Quand les cuisines sont enfin à marée basse, que l’écume rugissante des appétits s’est enfin calmée et retirée là-bas au loin, que leurs clameurs ne sont plus qu’une onde lointaine, les chefs peuvent, après la tempête d’un service, livrer enfin à l’objectif d’Alban leur visage. Des visages fourbus, des lèvres bavardes et des sourires goguenards et heureux du travail réalisé. Mais cela ne suffit pas au bonheur du photographe, encore faut-il savoir déjouer les artifices d’une pose convenue et traquer fiévreusement cette précieuse seconde d’éternité ou le regard d’un Sylvestre Wahid, d’un Michel Roth ou d’un Yann Couvreur ne sont plus en représentation mais simplement là, vrai, intact, cru, offert.
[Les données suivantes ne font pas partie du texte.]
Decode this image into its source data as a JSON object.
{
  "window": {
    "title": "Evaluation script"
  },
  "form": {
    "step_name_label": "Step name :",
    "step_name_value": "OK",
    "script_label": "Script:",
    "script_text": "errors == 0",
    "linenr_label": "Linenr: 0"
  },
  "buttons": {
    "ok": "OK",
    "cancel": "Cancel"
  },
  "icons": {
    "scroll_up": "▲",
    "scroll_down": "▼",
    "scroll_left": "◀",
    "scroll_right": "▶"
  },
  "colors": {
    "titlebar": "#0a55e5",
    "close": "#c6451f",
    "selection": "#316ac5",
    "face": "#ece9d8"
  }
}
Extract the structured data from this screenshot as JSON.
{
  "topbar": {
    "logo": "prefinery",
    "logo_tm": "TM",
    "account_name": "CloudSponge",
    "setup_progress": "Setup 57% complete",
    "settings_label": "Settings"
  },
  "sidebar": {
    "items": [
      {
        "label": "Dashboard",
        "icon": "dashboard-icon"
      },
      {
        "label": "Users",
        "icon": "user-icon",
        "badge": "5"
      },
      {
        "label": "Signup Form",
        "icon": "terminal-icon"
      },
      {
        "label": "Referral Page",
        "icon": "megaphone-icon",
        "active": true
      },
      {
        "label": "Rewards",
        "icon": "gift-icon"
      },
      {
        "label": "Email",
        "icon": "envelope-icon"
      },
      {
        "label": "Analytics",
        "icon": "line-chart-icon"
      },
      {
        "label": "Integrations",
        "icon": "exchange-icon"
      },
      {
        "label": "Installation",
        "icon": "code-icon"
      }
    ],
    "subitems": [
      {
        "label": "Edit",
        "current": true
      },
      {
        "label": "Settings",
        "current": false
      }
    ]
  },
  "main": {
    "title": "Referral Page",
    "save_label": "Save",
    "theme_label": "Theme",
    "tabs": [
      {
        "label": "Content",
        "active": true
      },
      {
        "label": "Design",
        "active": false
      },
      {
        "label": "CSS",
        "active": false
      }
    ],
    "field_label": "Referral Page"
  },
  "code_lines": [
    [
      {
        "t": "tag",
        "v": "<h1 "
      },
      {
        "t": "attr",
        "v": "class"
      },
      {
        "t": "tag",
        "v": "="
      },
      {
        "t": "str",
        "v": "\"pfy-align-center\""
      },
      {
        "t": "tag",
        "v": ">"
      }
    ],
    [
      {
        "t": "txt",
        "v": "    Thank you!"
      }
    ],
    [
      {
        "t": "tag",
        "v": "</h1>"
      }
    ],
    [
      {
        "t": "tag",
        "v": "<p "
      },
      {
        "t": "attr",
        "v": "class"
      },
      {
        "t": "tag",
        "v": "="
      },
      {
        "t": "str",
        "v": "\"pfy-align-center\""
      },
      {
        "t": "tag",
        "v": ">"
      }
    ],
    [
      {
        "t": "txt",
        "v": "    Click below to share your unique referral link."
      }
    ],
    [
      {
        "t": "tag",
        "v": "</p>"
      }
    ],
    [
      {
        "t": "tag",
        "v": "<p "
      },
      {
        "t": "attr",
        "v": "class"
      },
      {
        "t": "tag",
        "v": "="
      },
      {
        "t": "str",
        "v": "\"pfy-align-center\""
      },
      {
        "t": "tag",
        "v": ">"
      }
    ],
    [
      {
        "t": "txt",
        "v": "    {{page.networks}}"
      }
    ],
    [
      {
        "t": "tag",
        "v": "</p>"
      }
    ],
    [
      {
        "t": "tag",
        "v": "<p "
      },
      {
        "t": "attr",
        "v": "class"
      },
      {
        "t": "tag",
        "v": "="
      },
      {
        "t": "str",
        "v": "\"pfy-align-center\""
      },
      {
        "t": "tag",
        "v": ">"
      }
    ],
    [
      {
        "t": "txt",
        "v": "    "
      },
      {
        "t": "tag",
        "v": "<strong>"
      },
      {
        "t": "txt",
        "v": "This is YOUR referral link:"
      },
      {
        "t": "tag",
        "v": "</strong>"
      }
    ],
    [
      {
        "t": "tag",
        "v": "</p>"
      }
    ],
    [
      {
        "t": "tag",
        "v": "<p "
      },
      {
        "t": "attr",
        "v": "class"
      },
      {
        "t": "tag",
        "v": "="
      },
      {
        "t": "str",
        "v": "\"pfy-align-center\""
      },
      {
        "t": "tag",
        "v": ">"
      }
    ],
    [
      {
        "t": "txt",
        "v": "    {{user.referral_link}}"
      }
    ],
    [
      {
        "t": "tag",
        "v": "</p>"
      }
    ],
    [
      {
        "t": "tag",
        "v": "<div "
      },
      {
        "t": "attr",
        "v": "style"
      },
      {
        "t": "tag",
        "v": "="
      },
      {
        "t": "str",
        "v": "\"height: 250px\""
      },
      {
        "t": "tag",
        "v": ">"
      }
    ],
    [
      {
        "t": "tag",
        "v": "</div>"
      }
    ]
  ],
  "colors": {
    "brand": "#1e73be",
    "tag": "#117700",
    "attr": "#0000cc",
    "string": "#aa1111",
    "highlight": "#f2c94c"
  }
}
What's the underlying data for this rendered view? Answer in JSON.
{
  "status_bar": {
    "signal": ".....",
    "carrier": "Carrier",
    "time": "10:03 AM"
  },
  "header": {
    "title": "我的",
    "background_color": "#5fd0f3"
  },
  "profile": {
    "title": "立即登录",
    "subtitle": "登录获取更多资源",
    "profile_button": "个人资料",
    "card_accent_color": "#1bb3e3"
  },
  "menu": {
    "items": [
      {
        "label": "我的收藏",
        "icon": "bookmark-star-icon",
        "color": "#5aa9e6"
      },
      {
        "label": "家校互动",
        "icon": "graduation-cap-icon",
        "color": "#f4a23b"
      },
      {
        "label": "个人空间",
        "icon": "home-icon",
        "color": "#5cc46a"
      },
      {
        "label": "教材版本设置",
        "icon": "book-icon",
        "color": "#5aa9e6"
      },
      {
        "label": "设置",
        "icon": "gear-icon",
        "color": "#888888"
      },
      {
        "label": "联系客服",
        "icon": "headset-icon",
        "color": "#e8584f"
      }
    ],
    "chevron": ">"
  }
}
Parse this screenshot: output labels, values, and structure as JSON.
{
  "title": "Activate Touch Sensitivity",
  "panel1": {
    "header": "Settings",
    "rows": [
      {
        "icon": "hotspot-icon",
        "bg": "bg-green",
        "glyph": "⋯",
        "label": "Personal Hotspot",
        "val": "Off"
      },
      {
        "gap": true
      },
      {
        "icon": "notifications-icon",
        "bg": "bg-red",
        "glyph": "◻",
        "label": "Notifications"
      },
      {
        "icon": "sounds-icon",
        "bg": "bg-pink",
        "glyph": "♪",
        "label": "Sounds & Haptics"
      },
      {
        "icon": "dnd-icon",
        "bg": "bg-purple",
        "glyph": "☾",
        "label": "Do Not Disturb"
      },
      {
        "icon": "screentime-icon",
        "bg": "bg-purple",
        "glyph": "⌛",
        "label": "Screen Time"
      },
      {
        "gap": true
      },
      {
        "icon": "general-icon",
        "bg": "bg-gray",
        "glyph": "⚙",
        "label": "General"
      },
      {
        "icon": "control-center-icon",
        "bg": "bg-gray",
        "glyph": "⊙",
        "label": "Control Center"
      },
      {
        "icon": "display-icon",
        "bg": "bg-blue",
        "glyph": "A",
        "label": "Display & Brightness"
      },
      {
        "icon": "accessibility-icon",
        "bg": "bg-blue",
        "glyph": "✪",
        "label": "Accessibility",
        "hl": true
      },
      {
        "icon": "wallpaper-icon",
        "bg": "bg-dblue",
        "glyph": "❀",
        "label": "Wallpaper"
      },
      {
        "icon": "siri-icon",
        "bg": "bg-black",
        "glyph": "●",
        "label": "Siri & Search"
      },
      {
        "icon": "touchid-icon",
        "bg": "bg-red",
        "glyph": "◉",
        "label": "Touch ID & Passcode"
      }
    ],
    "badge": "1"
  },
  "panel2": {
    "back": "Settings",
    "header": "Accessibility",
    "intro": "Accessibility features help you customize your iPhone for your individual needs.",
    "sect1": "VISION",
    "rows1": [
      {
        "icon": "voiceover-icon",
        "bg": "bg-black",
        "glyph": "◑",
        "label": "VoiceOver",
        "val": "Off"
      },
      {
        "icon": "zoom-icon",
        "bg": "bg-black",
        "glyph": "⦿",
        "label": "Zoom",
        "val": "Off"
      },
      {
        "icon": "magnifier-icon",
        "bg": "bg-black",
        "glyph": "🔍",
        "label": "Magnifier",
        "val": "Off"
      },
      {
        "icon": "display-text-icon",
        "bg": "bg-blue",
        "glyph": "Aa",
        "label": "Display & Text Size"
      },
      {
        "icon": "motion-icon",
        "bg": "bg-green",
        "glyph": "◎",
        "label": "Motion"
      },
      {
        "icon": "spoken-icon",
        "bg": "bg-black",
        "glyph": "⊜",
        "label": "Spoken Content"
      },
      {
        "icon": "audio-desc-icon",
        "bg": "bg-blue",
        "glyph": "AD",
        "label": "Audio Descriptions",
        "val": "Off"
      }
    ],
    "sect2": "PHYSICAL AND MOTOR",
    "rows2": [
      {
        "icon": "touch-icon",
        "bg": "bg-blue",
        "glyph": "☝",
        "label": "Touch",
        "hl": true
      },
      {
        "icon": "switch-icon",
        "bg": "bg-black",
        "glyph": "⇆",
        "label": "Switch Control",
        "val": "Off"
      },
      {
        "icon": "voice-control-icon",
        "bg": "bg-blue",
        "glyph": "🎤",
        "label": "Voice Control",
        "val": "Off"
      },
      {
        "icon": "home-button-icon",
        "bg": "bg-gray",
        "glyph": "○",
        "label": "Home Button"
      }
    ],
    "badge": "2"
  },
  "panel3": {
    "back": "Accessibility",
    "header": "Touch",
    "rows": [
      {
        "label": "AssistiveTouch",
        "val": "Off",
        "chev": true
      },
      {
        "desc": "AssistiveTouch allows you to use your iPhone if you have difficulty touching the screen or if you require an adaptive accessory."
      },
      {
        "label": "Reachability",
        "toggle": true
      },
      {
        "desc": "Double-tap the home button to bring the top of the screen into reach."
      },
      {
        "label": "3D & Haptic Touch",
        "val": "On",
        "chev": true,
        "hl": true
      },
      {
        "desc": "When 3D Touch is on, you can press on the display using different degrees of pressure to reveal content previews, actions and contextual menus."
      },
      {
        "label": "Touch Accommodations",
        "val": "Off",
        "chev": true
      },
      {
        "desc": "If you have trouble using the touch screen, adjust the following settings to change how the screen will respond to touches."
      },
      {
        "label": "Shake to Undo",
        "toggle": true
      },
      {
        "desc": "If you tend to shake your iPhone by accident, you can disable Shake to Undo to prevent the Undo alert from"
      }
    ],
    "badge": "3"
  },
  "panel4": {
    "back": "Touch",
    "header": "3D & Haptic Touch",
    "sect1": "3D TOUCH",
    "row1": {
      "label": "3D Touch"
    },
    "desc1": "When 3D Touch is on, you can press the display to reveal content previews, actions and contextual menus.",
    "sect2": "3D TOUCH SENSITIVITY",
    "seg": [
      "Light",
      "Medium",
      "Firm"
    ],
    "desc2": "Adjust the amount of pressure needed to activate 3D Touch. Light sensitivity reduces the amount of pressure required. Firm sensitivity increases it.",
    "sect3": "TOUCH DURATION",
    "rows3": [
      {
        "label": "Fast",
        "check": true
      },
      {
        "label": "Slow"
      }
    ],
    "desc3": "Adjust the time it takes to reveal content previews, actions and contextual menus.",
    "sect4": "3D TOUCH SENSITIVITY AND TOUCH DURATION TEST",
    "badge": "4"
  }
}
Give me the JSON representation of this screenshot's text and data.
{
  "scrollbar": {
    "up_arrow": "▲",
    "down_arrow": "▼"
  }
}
Mais tels de fiers taureaux castillans, les chefs ne livrent pas leur âme au premier venu. Leur image est un trésor bien trop précieux pour s’abandonner, pour se livrer au premier « novillero » sans combattre. Jauger, défier l’agilité et le courage d’Alban est souvent au programme. Oui, pénétrer leur cuisine c’est entrer implicitement dans une arène. On ne foule pas impunément le sol de leur enclos. Ici, chaque mètre carré, chaque seconde doivent se mériter. Affronter du regard ces drôles de bestiaux parfois ombrageux qui, comme dans une Castille lointaine, sont gonflés d’orgueil. Un orgueil puissant comme une masse musculaire agile parfois féroce qu’il faut savoir affronter, contenir, domestiquer. Face à face ardent entre deux artistes, entre deux écoles qui luttent pour le même objectif : donner au cliché toute sa maestria.
Tranchant de vérités comme des banderilles, Alban le matador danse, évolue, tournoie autour de l’animal. Miracle d’un combat où la lumière touche, plante en plein cœur les chefs sans jamais les blesser. Étoffe d’un maître qui à la fin gagne le respect de ses pairs. Une fois apprivoisés, il peut alors en toute quiétude célébrer une amitié naissante. Là, Il y fige patiemment les confidences, les ricanements et les nostalgies des ses super héros comme il a coutume de dire. Il capture sans juger les rêves, les promesses, les nostalgies et parfois même les silences fragiles comme une faïence de Delphes de ces funambules du goût.
Des rêves Alban en a encore plein la tête. Des rencontres d’abord avec des hommes, des femmes que ses boitiers endormis rêvent secrètement le soir venu de figer sur un rush. Pierre Gagnaire, Guy Savoy, Eric Fréchon. Des projets de livres aussi. Son objectif constitue l’ultime cuisson, l’ultime exaltation l’ultime hommage, révérence sans laquelle le plat ne serait qu’une nourriture terrestre.